Me chocó. Yo pensaba que buscaba a un informante porque creía que un rival taimado le había sustraído su mejor receta de queso.
—Nepote, si no hubiese necesitado el dinero, ella no habría conseguido nada de mí en vida.
—Entonces ayúdela ahora que está muerta, Albia.
Sobresaltada, volví a repasar todos los argumentos, ya concebidos en mi interior, que explicaban por qué el fallecimiento de Salvidia no tenía ningún interés en absoluto.
—Que alguien muera de forma inesperada no quiere decir que su muerte sea anormal. Sucede. Sucede una y otra vez. Mucha gente muere por motivos que nunca se llegan a descubrir. Pregúnteselo a cualquier director de servicios fúnebres.

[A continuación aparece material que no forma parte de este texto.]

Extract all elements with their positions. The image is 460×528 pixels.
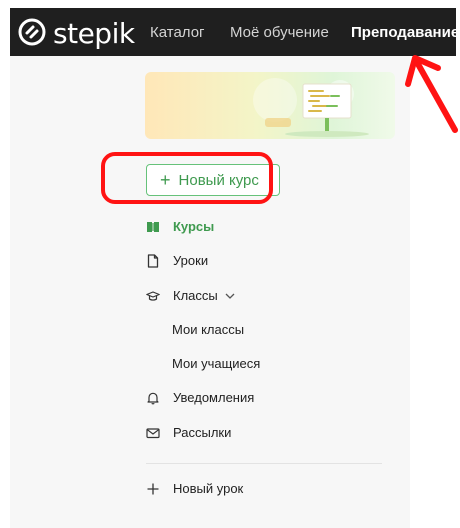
sidebar-item-courses[interactable]: Курсы [146, 219, 214, 234]
sidebar-divider [146, 463, 382, 464]
new-lesson-label: Новый урок [173, 481, 244, 496]
nav-teaching-link[interactable]: Преподавание [351, 24, 459, 41]
document-icon [147, 253, 159, 268]
teaching-sidebar-panel: + Новый курс Курсы Уроки Классы Мои клас… [10, 56, 410, 528]
sidebar-item-classes-label: Классы [173, 288, 218, 303]
annotation-arrow-icon [405, 55, 458, 133]
annotation-highlight-box [101, 152, 273, 204]
nav-catalog-link[interactable]: Каталог [150, 24, 205, 41]
sidebar-subitem-my-classes[interactable]: Мои классы [172, 322, 244, 337]
new-lesson-button[interactable]: Новый урок [146, 481, 243, 496]
sidebar-item-classes[interactable]: Классы [146, 288, 236, 303]
sidebar-item-notifications[interactable]: Уведомления [146, 390, 254, 405]
top-navigation-bar: stepik Каталог Моё обучение Преподавание [10, 8, 459, 56]
mail-icon [146, 427, 160, 438]
sidebar-subitem-my-students[interactable]: Мои учащиеся [172, 356, 260, 371]
bell-icon [147, 392, 159, 404]
nav-my-learning-link[interactable]: Моё обучение [230, 24, 329, 41]
chevron-down-icon[interactable] [224, 290, 236, 302]
sidebar-item-courses-label: Курсы [173, 219, 215, 234]
sidebar-item-mailings-label: Рассылки [173, 425, 232, 440]
sidebar-item-notifications-label: Уведомления [173, 390, 255, 405]
book-icon [147, 221, 159, 232]
banner-illustration-graphic [253, 78, 369, 137]
sidebar-item-mailings[interactable]: Рассылки [146, 425, 231, 440]
stepik-logo-text[interactable]: stepik [53, 17, 135, 50]
stepik-logo-icon[interactable] [18, 18, 46, 46]
teaching-banner-illustration [145, 72, 395, 139]
plus-icon [147, 483, 159, 494]
graduation-cap-icon [146, 290, 160, 301]
sidebar-item-lessons-label: Уроки [173, 253, 209, 268]
sidebar-item-lessons[interactable]: Уроки [146, 253, 208, 268]
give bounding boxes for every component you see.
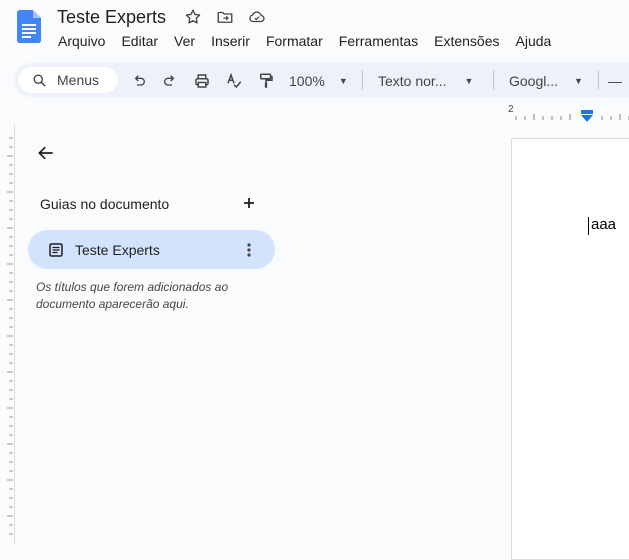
document-tabs-heading: Guias no documento xyxy=(40,196,170,212)
menu-editar[interactable]: Editar xyxy=(121,33,158,49)
headings-hint-text: Os títulos que forem adicionados ao docu… xyxy=(36,280,229,311)
more-vert-icon[interactable] xyxy=(242,241,256,259)
text-style-select[interactable]: Texto nor... ▼ xyxy=(378,69,473,93)
move-folder-icon[interactable] xyxy=(215,7,235,27)
zoom-select[interactable]: 100% ▼ xyxy=(289,69,348,93)
document-page[interactable] xyxy=(511,138,629,560)
search-menus-input[interactable]: Menus xyxy=(18,67,118,93)
chevron-down-icon: ▼ xyxy=(464,76,474,86)
menu-bar: Arquivo Editar Ver Inserir Formatar Ferr… xyxy=(58,33,567,49)
vertical-ruler-ticks xyxy=(7,137,13,535)
add-tab-icon[interactable] xyxy=(241,195,257,211)
text-style-value: Texto nor... xyxy=(378,73,447,89)
document-body-text[interactable]: aaa xyxy=(591,216,616,233)
toolbar-divider xyxy=(493,70,494,90)
undo-icon[interactable] xyxy=(129,69,149,93)
menu-ver[interactable]: Ver xyxy=(174,33,195,49)
font-value: Googl... xyxy=(509,73,559,89)
search-icon xyxy=(33,74,46,87)
menu-arquivo[interactable]: Arquivo xyxy=(58,33,105,49)
redo-icon[interactable] xyxy=(160,69,180,93)
docs-logo-icon[interactable] xyxy=(17,10,41,43)
print-icon[interactable] xyxy=(191,69,213,93)
document-title[interactable]: Teste Experts xyxy=(57,7,166,28)
horizontal-ruler[interactable]: 2 xyxy=(506,104,629,124)
star-icon[interactable] xyxy=(183,7,203,27)
paint-format-icon[interactable] xyxy=(256,69,276,93)
chevron-down-icon: ▼ xyxy=(338,76,348,86)
search-placeholder: Menus xyxy=(57,72,100,88)
zoom-value: 100% xyxy=(289,73,325,89)
font-select[interactable]: Googl... ▼ xyxy=(509,69,583,93)
font-size-decrease-button[interactable]: — xyxy=(608,69,622,93)
menu-inserir[interactable]: Inserir xyxy=(211,33,250,49)
vertical-ruler[interactable] xyxy=(0,124,15,544)
text-cursor xyxy=(588,217,589,235)
minus-icon: — xyxy=(608,73,622,89)
menu-formatar[interactable]: Formatar xyxy=(266,33,323,49)
document-tab-label[interactable]: Teste Experts xyxy=(75,242,160,258)
spellcheck-icon[interactable] xyxy=(224,69,244,93)
chevron-down-icon: ▼ xyxy=(574,76,583,86)
menu-extensoes[interactable]: Extensões xyxy=(434,33,499,49)
toolbar-divider xyxy=(362,70,363,90)
document-tab-icon xyxy=(49,243,63,257)
ruler-ticks xyxy=(515,114,629,120)
menu-ferramentas[interactable]: Ferramentas xyxy=(339,33,418,49)
cloud-saved-icon[interactable] xyxy=(247,7,267,27)
menu-ajuda[interactable]: Ajuda xyxy=(516,33,552,49)
back-arrow-icon[interactable] xyxy=(36,143,56,163)
indent-marker-icon[interactable] xyxy=(581,110,593,124)
toolbar-divider xyxy=(598,70,599,90)
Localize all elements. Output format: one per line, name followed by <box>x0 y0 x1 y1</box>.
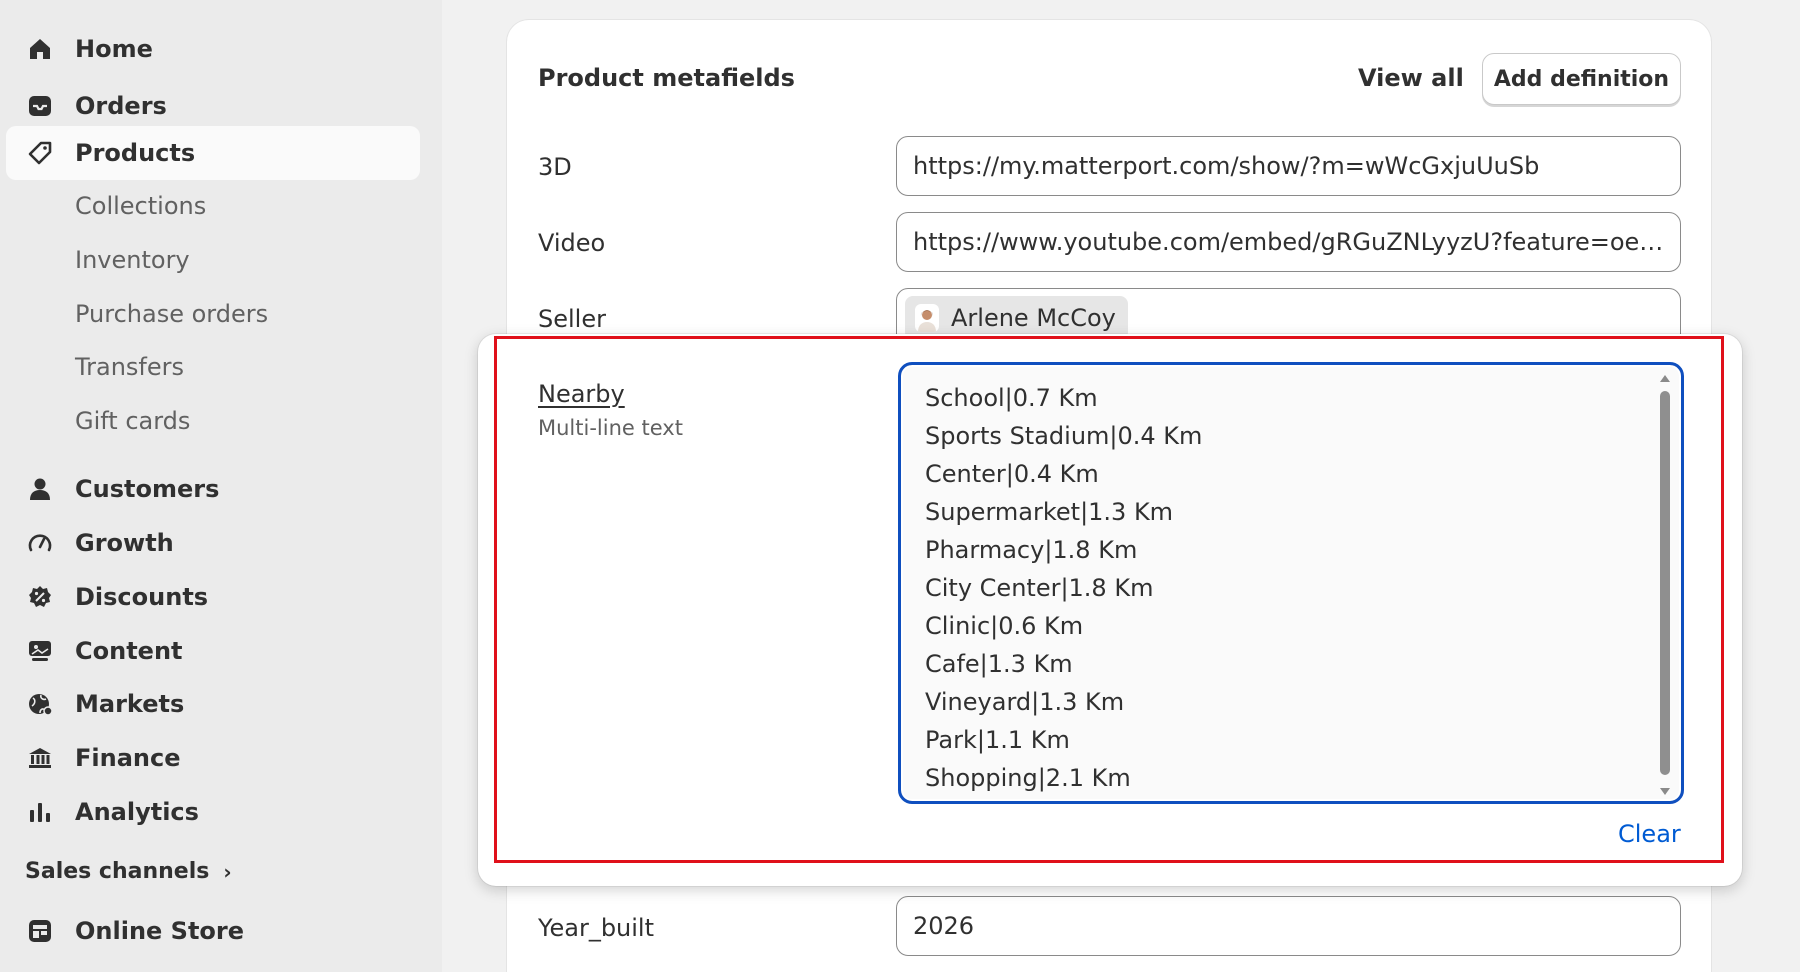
discount-icon <box>26 583 54 611</box>
field-label-3d: 3D <box>538 153 572 181</box>
field-3d-input[interactable]: https://my.matterport.com/show/?m=wWcGxj… <box>896 136 1681 196</box>
nav-markets[interactable]: Markets <box>6 677 420 731</box>
textarea-line: School|0.7 Km <box>925 384 1098 412</box>
nav-markets-label: Markets <box>75 690 185 718</box>
seller-name: Arlene McCoy <box>951 304 1116 332</box>
scroll-thumb[interactable] <box>1660 391 1670 775</box>
textarea-line: Center|0.4 Km <box>925 460 1099 488</box>
textarea-line: City Center|1.8 Km <box>925 574 1154 602</box>
nav-content[interactable]: Content <box>6 624 420 678</box>
nav-analytics[interactable]: Analytics <box>6 785 420 839</box>
nav-finance-label: Finance <box>75 744 181 772</box>
textarea-line: Clinic|0.6 Km <box>925 612 1084 640</box>
textarea-content: School|0.7 Km Sports Stadium|0.4 Km Cent… <box>925 379 1202 797</box>
nav-transfers[interactable]: Transfers <box>75 347 184 387</box>
nav-growth-label: Growth <box>75 529 174 557</box>
nav-collections[interactable]: Collections <box>75 186 206 226</box>
textarea-line: Pharmacy|1.8 Km <box>925 536 1138 564</box>
nav-discounts-label: Discounts <box>75 583 209 611</box>
nearby-type: Multi-line text <box>538 416 683 440</box>
nav-home[interactable]: Home <box>6 22 420 76</box>
bar-chart-icon <box>26 798 54 826</box>
nav-orders-label: Orders <box>75 92 167 120</box>
sales-channels-header[interactable]: Sales channels › <box>25 859 232 884</box>
textarea-line: Shopping|2.1 Km <box>925 764 1131 792</box>
inbox-icon <box>26 92 54 120</box>
nav-customers[interactable]: Customers <box>6 462 420 516</box>
scroll-up-arrow-icon[interactable] <box>1660 375 1670 382</box>
nav-products-label: Products <box>75 139 196 167</box>
field-label-seller: Seller <box>538 305 606 333</box>
chevron-right-icon: › <box>223 859 232 884</box>
nav-next-item[interactable] <box>6 962 420 972</box>
nav-analytics-label: Analytics <box>75 798 199 826</box>
person-icon <box>26 475 54 503</box>
bank-icon <box>26 744 54 772</box>
nav-discounts[interactable]: Discounts <box>6 570 420 624</box>
avatar <box>915 304 939 332</box>
nav-gift-cards[interactable]: Gift cards <box>75 401 190 441</box>
textarea-line: Vineyard|1.3 Km <box>925 688 1125 716</box>
textarea-line: Park|1.1 Km <box>925 726 1070 754</box>
textarea-scrollbar[interactable] <box>1659 375 1671 795</box>
nav-growth[interactable]: Growth <box>6 516 420 570</box>
textarea-line: Supermarket|1.3 Km <box>925 498 1174 526</box>
tag-icon <box>26 139 54 167</box>
field-label-year-built: Year_built <box>538 914 655 942</box>
clear-button[interactable]: Clear <box>1618 820 1681 848</box>
gauge-icon <box>26 529 54 557</box>
nav-home-label: Home <box>75 35 153 63</box>
nav-customers-label: Customers <box>75 475 220 503</box>
nav-inventory[interactable]: Inventory <box>75 240 190 280</box>
nav-content-label: Content <box>75 637 183 665</box>
field-label-video: Video <box>538 229 606 257</box>
nearby-textarea[interactable]: School|0.7 Km Sports Stadium|0.4 Km Cent… <box>898 362 1684 804</box>
field-video-input[interactable]: https://www.youtube.com/embed/gRGuZNLyyz… <box>896 212 1681 272</box>
scroll-down-arrow-icon[interactable] <box>1660 788 1670 795</box>
home-icon <box>26 35 54 63</box>
nav-finance[interactable]: Finance <box>6 731 420 785</box>
sidebar: Home Orders Products Collections Invento… <box>0 0 442 972</box>
sales-channels-label: Sales channels <box>25 859 210 884</box>
nav-products[interactable]: Products <box>6 126 420 180</box>
view-all-link[interactable]: View all <box>1358 64 1464 92</box>
add-definition-button[interactable]: Add definition <box>1482 53 1681 105</box>
nearby-label: Nearby <box>538 380 625 408</box>
card-title: Product metafields <box>538 64 795 92</box>
content-icon <box>26 637 54 665</box>
nav-purchase-orders[interactable]: Purchase orders <box>75 294 268 334</box>
globe-icon <box>26 690 54 718</box>
nav-orders[interactable]: Orders <box>6 79 420 133</box>
nav-online-store-label: Online Store <box>75 917 245 945</box>
store-icon <box>26 917 54 945</box>
field-year-built-input[interactable]: 2026 <box>896 896 1681 956</box>
nav-online-store[interactable]: Online Store <box>6 904 420 958</box>
textarea-line: Cafe|1.3 Km <box>925 650 1073 678</box>
textarea-line: Sports Stadium|0.4 Km <box>925 422 1203 450</box>
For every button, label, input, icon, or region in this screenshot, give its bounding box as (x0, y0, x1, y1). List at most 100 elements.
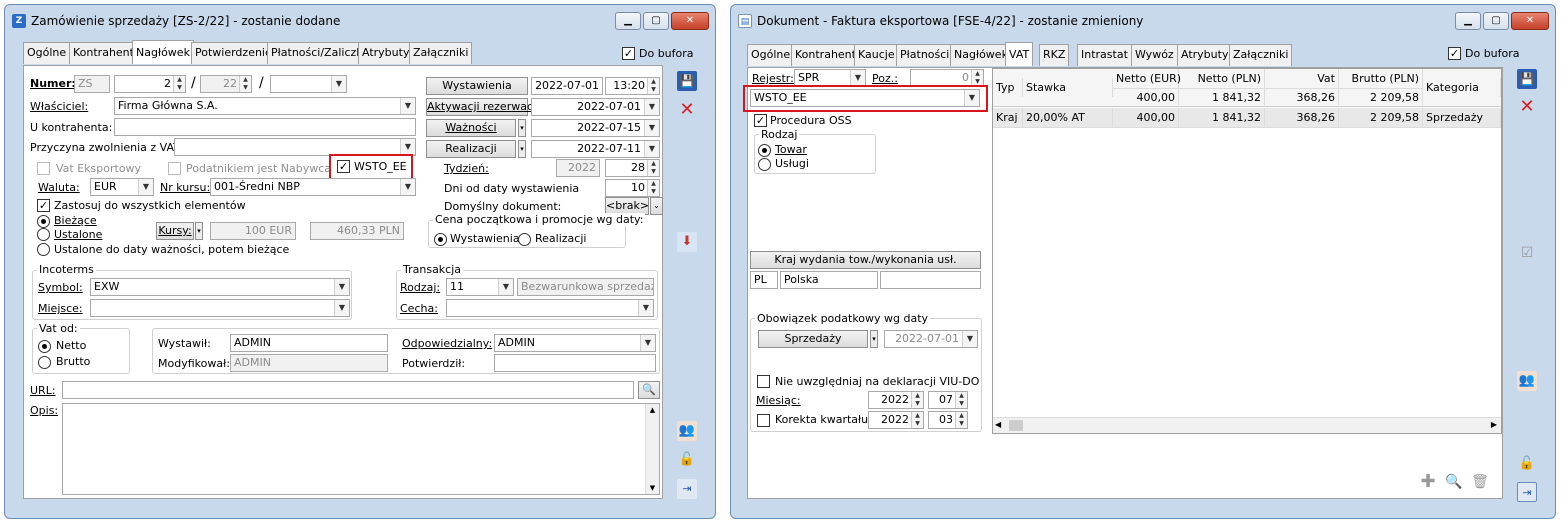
dni-spinner[interactable]: 10 ▲ ▼ (605, 179, 660, 197)
col-vat[interactable]: Vat (1265, 69, 1339, 89)
numer-spinner[interactable]: 2 ▲ ▼ (114, 75, 186, 93)
spin-arrows-icon[interactable]: ▲ ▼ (955, 412, 967, 428)
scroll-right-icon[interactable]: ▶ (1491, 420, 1497, 429)
checklist-icon[interactable]: ☑ (1517, 243, 1537, 263)
tab-platnosci[interactable]: Płatności/Zaliczki (267, 42, 370, 64)
korekta-spinner[interactable]: 03 ▲ ▼ (928, 411, 968, 429)
wystawienia-time[interactable]: 13:20 ▲ ▼ (605, 77, 660, 95)
spin-arrows-icon[interactable]: ▲ ▼ (239, 76, 251, 92)
brutto-radio[interactable] (38, 356, 51, 369)
biezace-radio[interactable] (37, 215, 50, 228)
wystawienia-date[interactable]: 2022-07-01 (531, 77, 603, 95)
tab-kontrahent[interactable]: Kontrahent (791, 44, 860, 66)
add-icon[interactable]: ✚ (1418, 472, 1438, 492)
vat-grid[interactable]: Typ Stawka Netto (EUR) Netto (PLN) Vat B… (992, 68, 1502, 434)
minimize-button[interactable]: ▁ (1455, 12, 1481, 30)
spin-arrows-icon[interactable]: ▲ ▼ (647, 160, 659, 176)
opis-textarea[interactable]: ▲ ▼ (62, 403, 660, 495)
tab-intrastat[interactable]: Intrastat (1077, 44, 1132, 66)
sprzedazy-button[interactable]: Sprzedaży (758, 330, 868, 348)
wsto-combo[interactable]: WSTO_EE ▼ (750, 89, 980, 107)
korekta-checkbox[interactable] (757, 414, 770, 427)
cena-wystawienia-radio[interactable] (434, 233, 447, 246)
kursy-button[interactable]: Kursy: (156, 222, 194, 240)
flag-icon[interactable]: ⇥ (1517, 482, 1537, 502)
maximize-button[interactable]: ▢ (1483, 12, 1509, 30)
wlasciciel-combo[interactable]: Firma Główna S.A. ▼ (114, 97, 416, 115)
do-bufora-checkbox[interactable]: ✓ (1448, 47, 1461, 60)
tab-kontrahent[interactable]: Kontrahent (69, 42, 138, 64)
vat-eksportowy-checkbox[interactable] (37, 162, 50, 175)
cancel-icon[interactable]: ✕ (677, 100, 697, 120)
nie-uwzgl-checkbox[interactable] (757, 375, 770, 388)
waznosci-button[interactable]: Ważności (426, 119, 516, 137)
tab-ogolne[interactable]: Ogólne (747, 44, 795, 66)
spin-arrows-icon[interactable]: ▲ ▼ (911, 392, 923, 408)
numer-year-spinner[interactable]: 22 ▲ ▼ (200, 75, 252, 93)
waznosci-date[interactable]: 2022-07-15 ▼ (531, 119, 660, 137)
spin-arrows-icon[interactable]: ▲ ▼ (173, 76, 185, 92)
symbol-combo[interactable]: EXW ▼ (90, 278, 350, 296)
flag-icon[interactable]: ⇥ (677, 479, 697, 499)
col-typ[interactable]: Typ (993, 78, 1023, 97)
kraj-name-field[interactable]: Polska (780, 271, 878, 289)
col-netto-eur[interactable]: Netto (EUR) (1113, 69, 1181, 89)
users-icon[interactable]: 👥 (1517, 371, 1537, 391)
tab-ogolne[interactable]: Ogólne (23, 42, 71, 64)
ustalone-radio[interactable] (37, 228, 50, 241)
scroll-left-icon[interactable]: ◀ (995, 420, 1001, 429)
realizacji-button[interactable]: Realizacji (426, 140, 516, 158)
realizacji-dropdown[interactable]: ▾ (518, 140, 526, 158)
cena-realizacji-radio[interactable] (518, 233, 531, 246)
tydzien-spinner[interactable]: 28 ▲ ▼ (605, 159, 660, 177)
miejsce-combo[interactable]: ▼ (90, 299, 350, 317)
tab-atrybuty[interactable]: Atrybuty (1177, 44, 1233, 66)
uslugi-radio[interactable] (758, 158, 771, 171)
waznosci-dropdown[interactable]: ▾ (518, 119, 526, 137)
cecha-combo[interactable]: ▼ (446, 299, 654, 317)
scrollbar[interactable]: ▲ ▼ (645, 404, 659, 494)
miesiac-spinner[interactable]: 07 ▲ ▼ (928, 391, 968, 409)
spin-arrows-icon[interactable]: ▲ ▼ (955, 392, 967, 408)
tab-potwierdzenie[interactable]: Potwierdzenie (191, 42, 276, 64)
wystawienia-button[interactable]: Wystawienia (426, 77, 528, 95)
procedura-oss-checkbox[interactable]: ✓ (754, 114, 767, 127)
url-input[interactable] (62, 381, 634, 399)
horizontal-scrollbar[interactable]: ◀ ▶ (993, 417, 1501, 433)
rodzaj-combo[interactable]: 11 ▼ (446, 278, 514, 296)
potwierdzil-field[interactable] (494, 354, 656, 372)
tab-atrybuty[interactable]: Atrybuty (358, 42, 414, 64)
minimize-button[interactable]: ▁ (615, 12, 641, 30)
do-bufora-checkbox[interactable]: ✓ (622, 47, 635, 60)
nr-kursu-combo[interactable]: 001-Średni NBP ▼ (210, 178, 416, 196)
lock-icon[interactable]: 🔓 (1517, 454, 1537, 474)
obowiazek-date[interactable]: 2022-07-01 ▼ (884, 330, 978, 348)
kraj-code-field[interactable]: PL (750, 271, 778, 289)
spin-arrows-icon[interactable]: ▲ ▼ (911, 412, 923, 428)
close-button[interactable]: ✕ (671, 12, 709, 30)
ustalone-do-radio[interactable] (37, 243, 50, 256)
tab-naglowek[interactable]: Nagłówek (950, 44, 1012, 66)
col-netto-pln[interactable]: Netto (PLN) (1179, 69, 1265, 89)
maximize-button[interactable]: ▢ (643, 12, 669, 30)
netto-radio[interactable] (38, 340, 51, 353)
towar-radio[interactable] (758, 144, 771, 157)
trash-icon[interactable]: 🗑 (1470, 472, 1490, 492)
aktywacji-button[interactable]: Aktywacji rezerwacji (426, 98, 539, 116)
sprzedazy-dropdown[interactable]: ▾ (870, 330, 878, 348)
spin-arrows-icon[interactable]: ▲ ▼ (647, 180, 659, 196)
tab-vat[interactable]: VAT (1005, 42, 1034, 66)
odpowiedzialny-combo[interactable]: ADMIN ▼ (494, 334, 656, 352)
scroll-thumb[interactable] (1009, 420, 1023, 431)
close-button[interactable]: ✕ (1511, 12, 1549, 30)
save-icon[interactable]: 💾 (1517, 69, 1537, 89)
users-icon[interactable]: 👥 (677, 421, 697, 441)
tab-naglowek[interactable]: Nagłówek (132, 40, 194, 64)
aktywacji-date[interactable]: 2022-07-01 ▼ (531, 98, 660, 116)
spin-arrows-icon[interactable]: ▲ ▼ (647, 78, 659, 94)
podatnikiem-checkbox[interactable] (168, 162, 181, 175)
kraj-extra-field[interactable] (880, 271, 981, 289)
export-icon[interactable]: ⬇ (677, 232, 697, 252)
tab-rkz[interactable]: RKZ (1039, 44, 1070, 66)
spin-arrows-icon[interactable]: ▲ ▼ (971, 70, 983, 86)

—No —objetó—. Esta muerte no es justa.
—¿Por qué? ¿Qué es lo que le preocupa?
Nepote se movía nervioso.
—La vieja señora era muy fuerte, no tenía ni cincuenta años, estaba sana del todo. Su gente dice que estaba perfectamente esta mañana y, sin embargo, según parece, entra, deja su compra en la sala y se desploma así, sin ningún motivo. No me lo creo. Es imposible. No me llevaba bien con ella, pero no cuela.
—Nepote, no hay indicio de crimen. Quédese con la comisión.
Decidí que él no era la única persona en Roma que podía tener un gesto. Además, tenía esa terrible sensación de angustia que experimento cuando un caso agotador ya cerrado vuelve a emerger de repente.
—Contratándome, desperdiciaría su dinero.
—Eso lo decido yo —contestó Metelo Nepote con un tono abatido—. O lo investiga por mí o contrataré a otro.
Así que acepté el trabajo. Si el hijastro tenía ganas de gastarse el dinero recién heredado, ¿por qué debería beneficiarse algún otro informante? Estaba aquí, en posición, así que me ofrecí servicialmente, asumí el encargo y di las gracias con educación.
Tenía que estar equivocado.
Pero entonces siempre te asalta esa pequeña duda que no quiere irse. Se presenta siempre. ¿Y qué pasa si sus ridículas sospechas no lo son tanto? ¿Qué pasa si tiene razón?